A year or two later, about 1959, I raised a calf and sold it, using the profit to buy a blue Bell Colt radio (which I still have). This was a magical device for me. To be able to tune around and listen to voices and music coming from all over New Zealand, well, it was a real contact with the world for a small country boy who was by himself most of the time. Then I discovered that later in the evenings the Australian broadcast stations could start to be heard. Australia! Imagine that! I was quite excited but my interest was not understood by my school mates who, I think, thought it was a bit odd to try and listen to Australia when the New Zealand stations were clearer and had the programs that they all followed.

However I didn’t give up and started to hear foreign languages… the Pacific Islands could be heard as well! I strung up wires around my room and out through the window and each time things improved. This was real school-boy stuff.. I had no idea of what I was actually doing but just experimenting. Then came the late afternoon, early evening and I could hear an American broadcast station! Now this was really starting to get me interested! It turned out to be “Radio Sacramento” but a little Google research now tells me it could have one of a number of stations and I can’t remember the callsign. It was quite strong and very clear.. away from any NZ stations and I was able to listen quite comfortably to it for a couple of hours, until the Australian stations started to intrude as propagation shifted and sunrise came to California.

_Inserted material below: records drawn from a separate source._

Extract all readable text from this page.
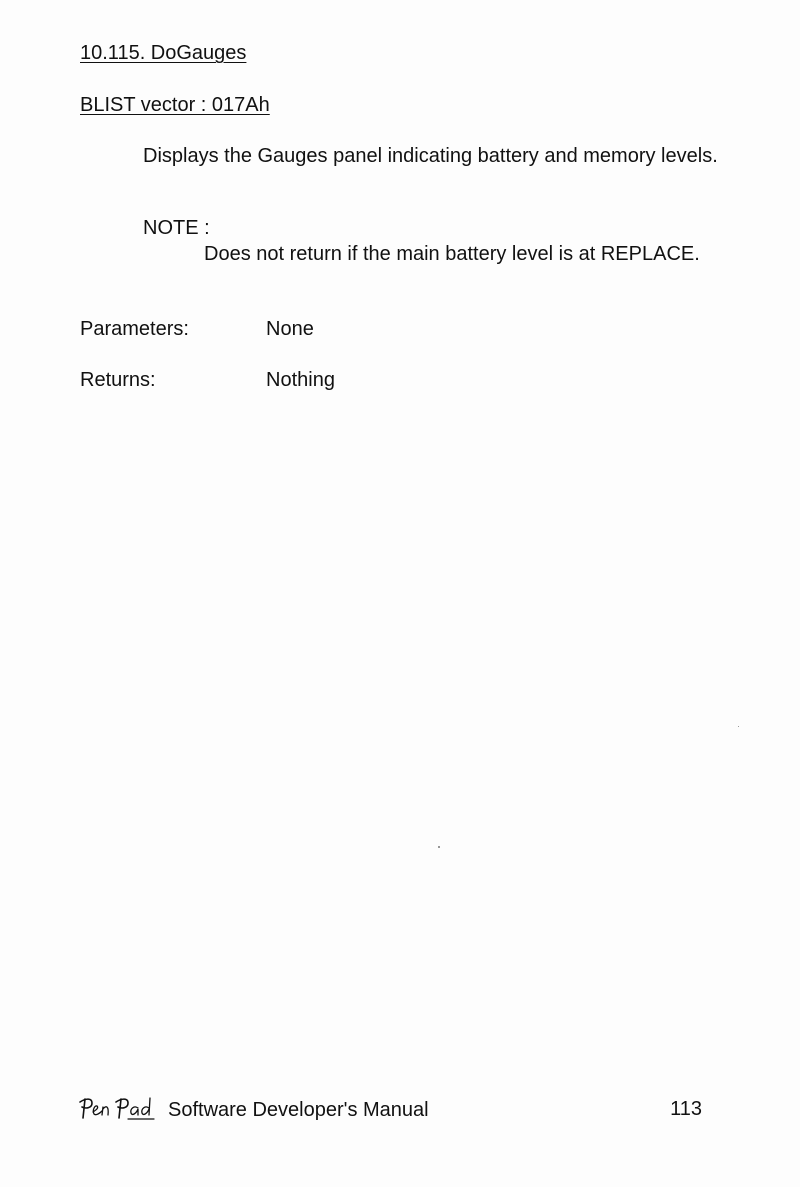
10.115. DoGauges
BLIST vector : 017Ah
Displays the Gauges panel indicating battery and memory levels.
NOTE :
Does not return if the main battery level is at REPLACE.
Parameters:	None
Returns:	Nothing
Software Developer's Manual	113
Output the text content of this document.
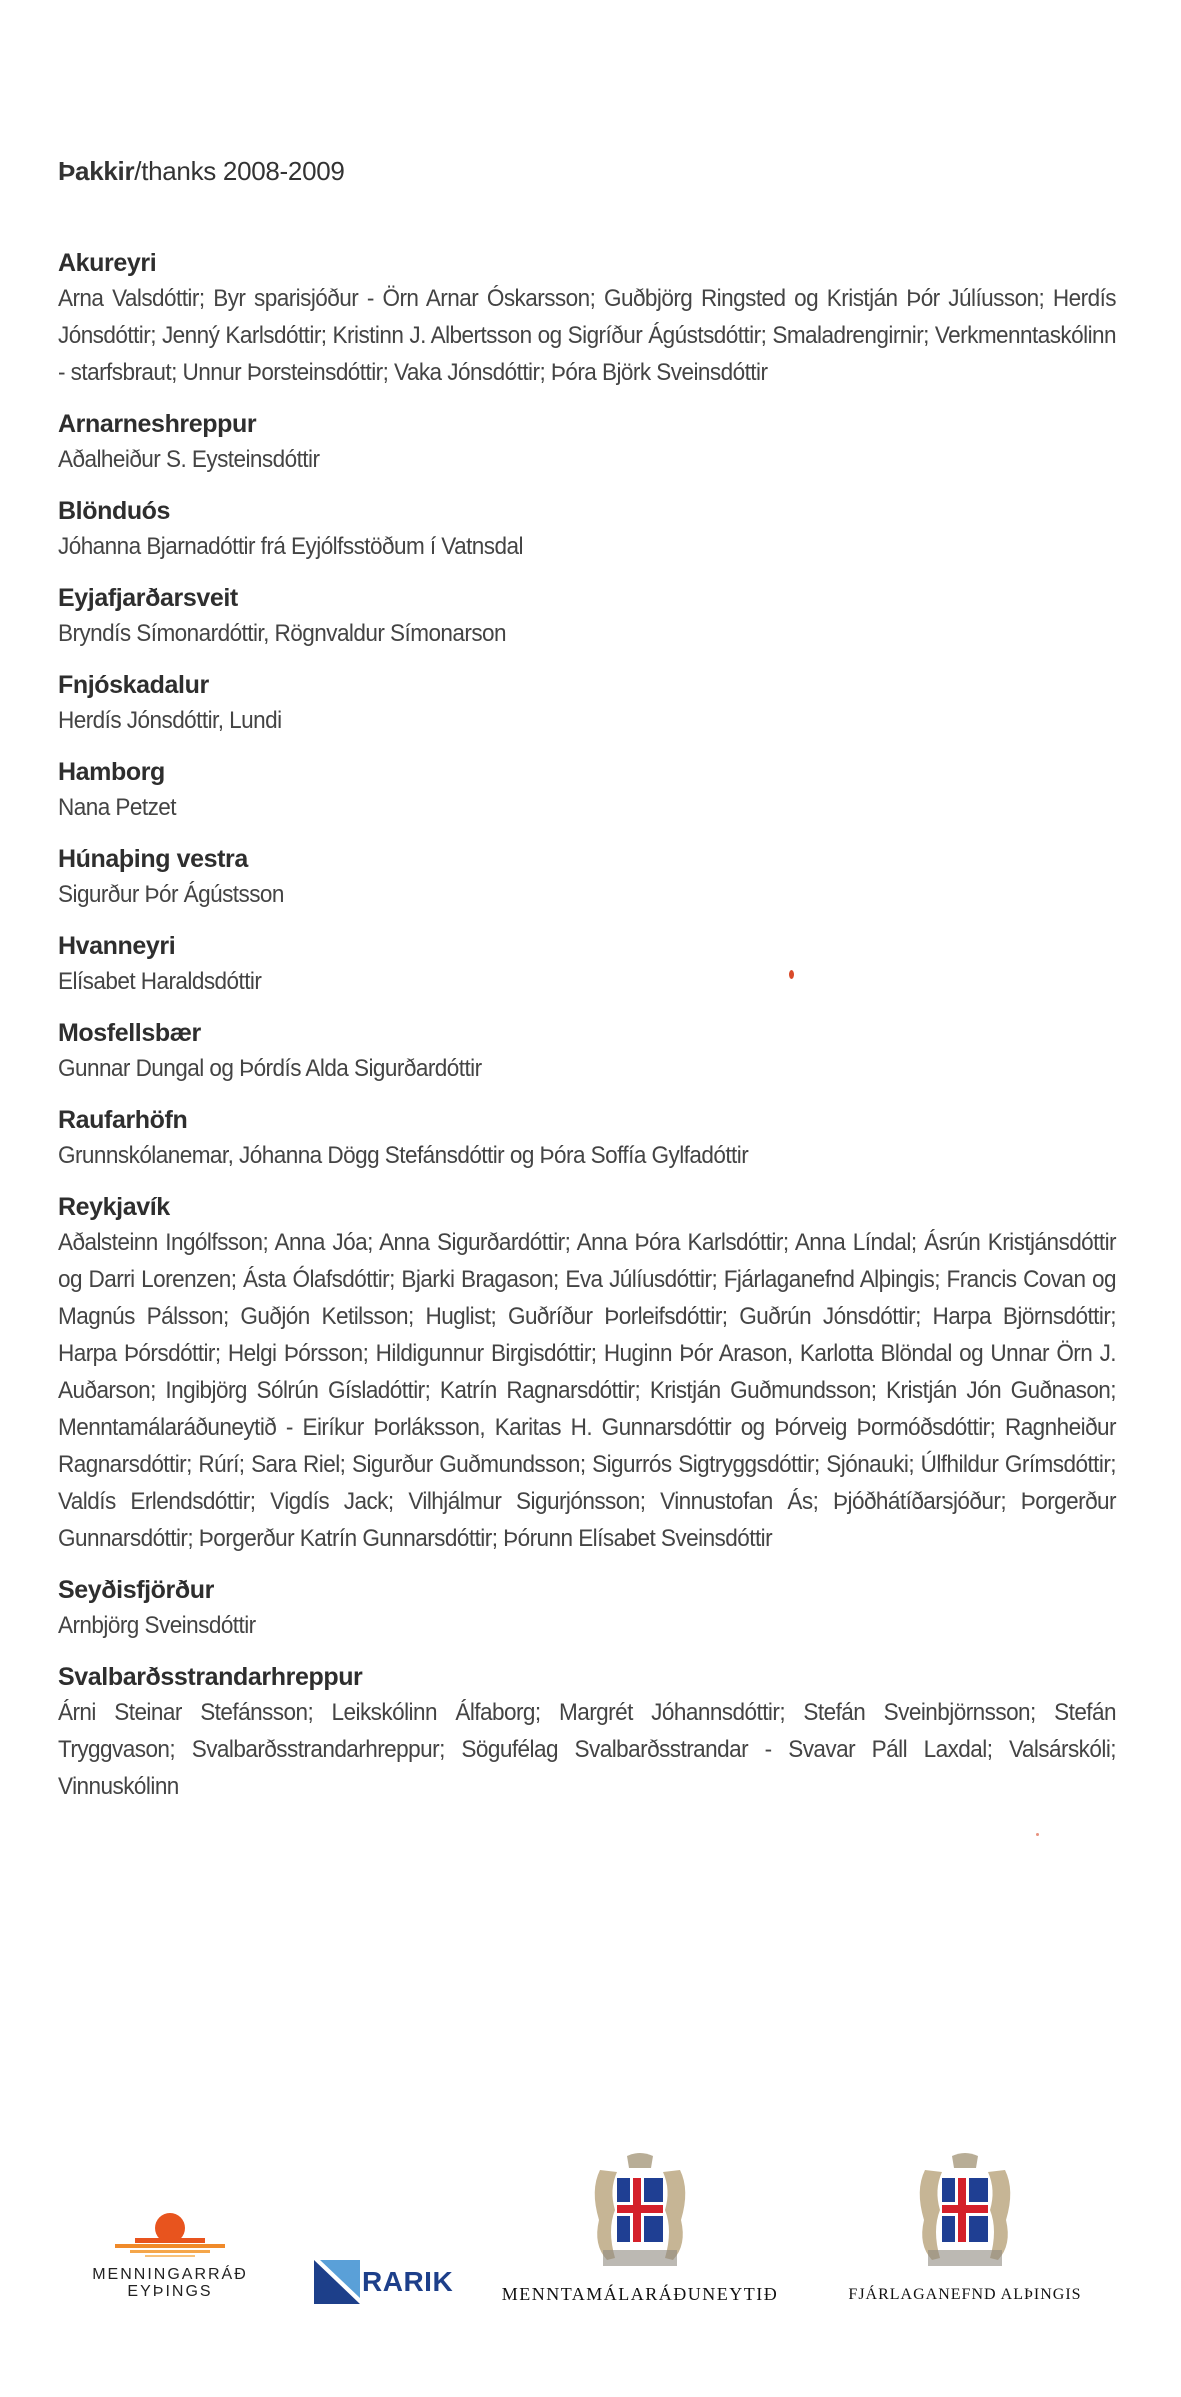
Þakkir/thanks 2008-2009
Akureyri

Arna Valsdóttir; Byr sparisjóður - Örn Arnar Óskarsson; Guðbjörg Ringsted og Kristján Þór Júlíusson; Herdís Jónsdóttir; Jenný Karlsdóttir; Kristinn J. Albertsson og Sigríður Ágústsdóttir; Smaladrengirnir; Verkmenntaskólinn - starfsbraut; Unnur Þorsteinsdóttir; Vaka Jónsdóttir; Þóra Björk Sveinsdóttir

Arnarneshreppur

Aðalheiður S. Eysteinsdóttir

Blönduós

Jóhanna Bjarnadóttir frá Eyjólfsstöðum í Vatnsdal

Eyjafjarðarsveit

Bryndís Símonardóttir, Rögnvaldur Símonarson

Fnjóskadalur

Herdís Jónsdóttir, Lundi

Hamborg

Nana Petzet

Húnaþing vestra

Sigurður Þór Ágústsson

Hvanneyri

Elísabet Haraldsdóttir

Mosfellsbær

Gunnar Dungal og Þórdís Alda Sigurðardóttir

Raufarhöfn

Grunnskólanemar, Jóhanna Dögg Stefánsdóttir og Þóra Soffía Gylfadóttir

Reykjavík

Aðalsteinn Ingólfsson; Anna Jóa; Anna Sigurðardóttir; Anna Þóra Karlsdóttir; Anna Líndal; Ásrún Kristjánsdóttir og Darri Lorenzen; Ásta Ólafsdóttir; Bjarki Bragason; Eva Júlíusdóttir; Fjárlaganefnd Alþingis; Francis Covan og Magnús Pálsson; Guðjón Ketilsson; Huglist; Guðríður Þorleifsdóttir; Guðrún Jónsdóttir; Harpa Björnsdóttir; Harpa Þórsdóttir; Helgi Þórsson; Hildigunnur Birgisdóttir; Huginn Þór Arason, Karlotta Blöndal og Unnar Örn J. Auðarson; Ingibjörg Sólrún Gísladóttir; Katrín Ragnarsdóttir; Kristján Guðmundsson; Kristján Jón Guðnason; Menntamálaráðuneytið - Eiríkur Þorláksson, Karitas H. Gunnarsdóttir og Þórveig Þormóðsdóttir; Ragnheiður Ragnarsdóttir; Rúrí; Sara Riel; Sigurður Guðmundsson; Sigurrós Sigtryggsdóttir; Sjónauki; Úlfhildur Grímsdóttir; Valdís Erlendsdóttir; Vigdís Jack; Vilhjálmur Sigurjónsson; Vinnustofan Ás; Þjóðhátíðarsjóður; Þorgerður Gunnarsdóttir; Þorgerður Katrín Gunnarsdóttir; Þórunn Elísabet Sveinsdóttir

Seyðisfjörður

Arnbjörg Sveinsdóttir

Svalbarðsstrandarhreppur

Árni Steinar Stefánsson; Leikskólinn Álfaborg; Margrét Jóhannsdóttir; Stefán Sveinbjörnsson; Stefán Tryggvason; Svalbarðsstrandarhreppur; Sögufélag Svalbarðsstrandar - Svavar Páll Laxdal; Valsárskóli; Vinnuskólinn

MENNINGARRÁÐ
EYÞINGS	RARIK	MENNTAMÁLARÁÐUNEYTIÐ	FJÁRLAGANEFND ALÞINGIS
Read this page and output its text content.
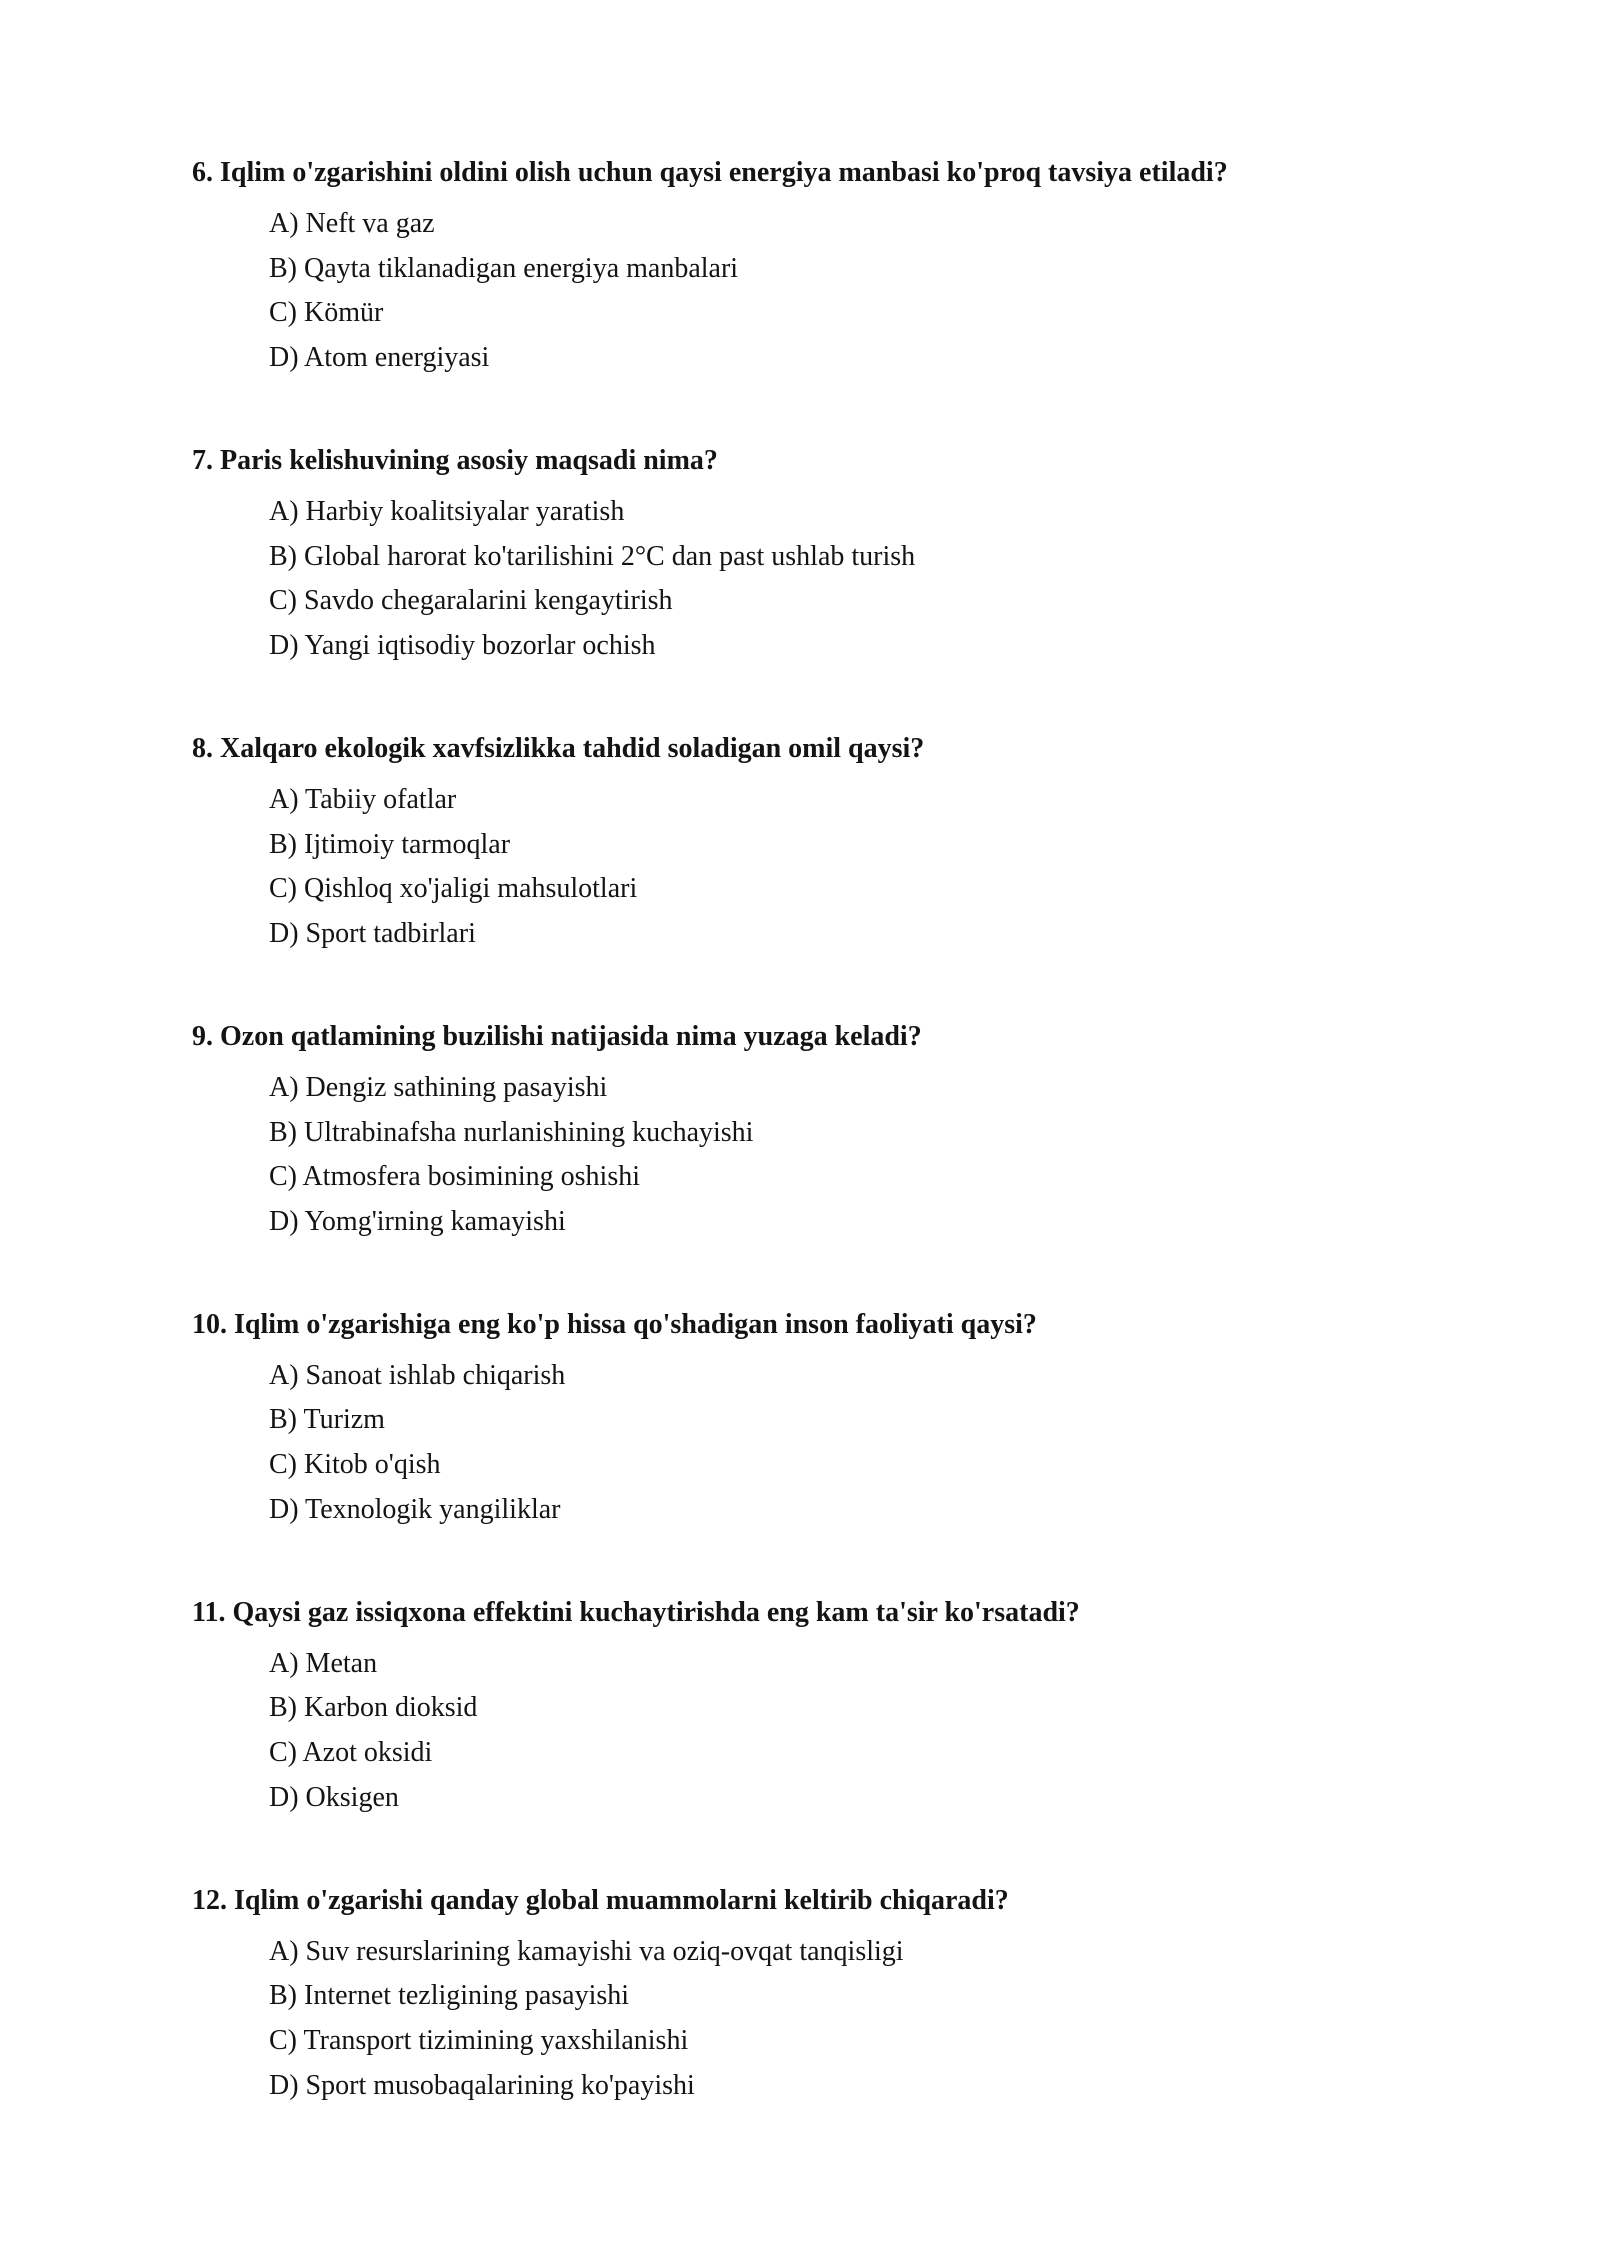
6. Iqlim o'zgarishini oldini olish uchun qaysi energiya manbasi ko'proq tavsiya etiladi?
A) Neft va gaz
B) Qayta tiklanadigan energiya manbalari
C) Kömür
D) Atom energiyasi
7. Paris kelishuvining asosiy maqsadi nima?
A) Harbiy koalitsiyalar yaratish
B) Global harorat ko'tarilishini 2°C dan past ushlab turish
C) Savdo chegaralarini kengaytirish
D) Yangi iqtisodiy bozorlar ochish
8. Xalqaro ekologik xavfsizlikka tahdid soladigan omil qaysi?
A) Tabiiy ofatlar
B) Ijtimoiy tarmoqlar
C) Qishloq xo'jaligi mahsulotlari
D) Sport tadbirlari
9. Ozon qatlamining buzilishi natijasida nima yuzaga keladi?
A) Dengiz sathining pasayishi
B) Ultrabinafsha nurlanishining kuchayishi
C) Atmosfera bosimining oshishi
D) Yomg'irning kamayishi
10. Iqlim o'zgarishiga eng ko'p hissa qo'shadigan inson faoliyati qaysi?
A) Sanoat ishlab chiqarish
B) Turizm
C) Kitob o'qish
D) Texnologik yangiliklar
11. Qaysi gaz issiqxona effektini kuchaytirishda eng kam ta'sir ko'rsatadi?
A) Metan
B) Karbon dioksid
C) Azot oksidi
D) Oksigen
12. Iqlim o'zgarishi qanday global muammolarni keltirib chiqaradi?
A) Suv resurslarining kamayishi va oziq-ovqat tanqisligi
B) Internet tezligining pasayishi
C) Transport tizimining yaxshilanishi
D) Sport musobaqalarining ko'payishi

Well, for some reason, my interest waned after that. Starting High School, new friends, new interests and the pressures of becoming a teenager I guess! However a few years later when I was quite sick with some ‘flu or other I was forced to stay indoors for a week or two. Somehow I had acquired an old 1930’s or 1940’s radio that had shortwave bands on it and I started listening around and experimenting with bits of wire and probably a book or two from the library. I don’t really recall.. but this time I started pulling the radio to bits to see what made it tick, fixing things I broke trying to “improve” it and gradually starting understand a little about things like shortwave broadcast stations, frequencies, static and eventually AM amateur radio and CW. SSB was a mystery for a few weeks but I started to resolve that (literally and figuratively) with the use of another radio close by acting as a BFO. It was all hit and miss but the more I discovered the more I played around.

Eventually, in 1969, my mother comes into the story again as she arranged for me to go along to the local ham radio club which, as luck would have it, was being held at John ZL4IM’s place just down the road. I was a bit awestruck by the assembled group but there was a younger guy, just a year or two older than me that was at the local branch meeting for the first time as well. Trevor (ex ZL3ABZ) was from Ashburton and had recently moved to Gore to work for a local radio and TV business (SK Roy ZL4JL). Well, Trevor took me under his wing and within a year or so I was well on my way. I sat the examinations for my amateur radio license in 1970 then studied Morse Code for a few more months until in July 1971 I finally had my full license! That’s when I discovered that I really did not know very much about radio at all!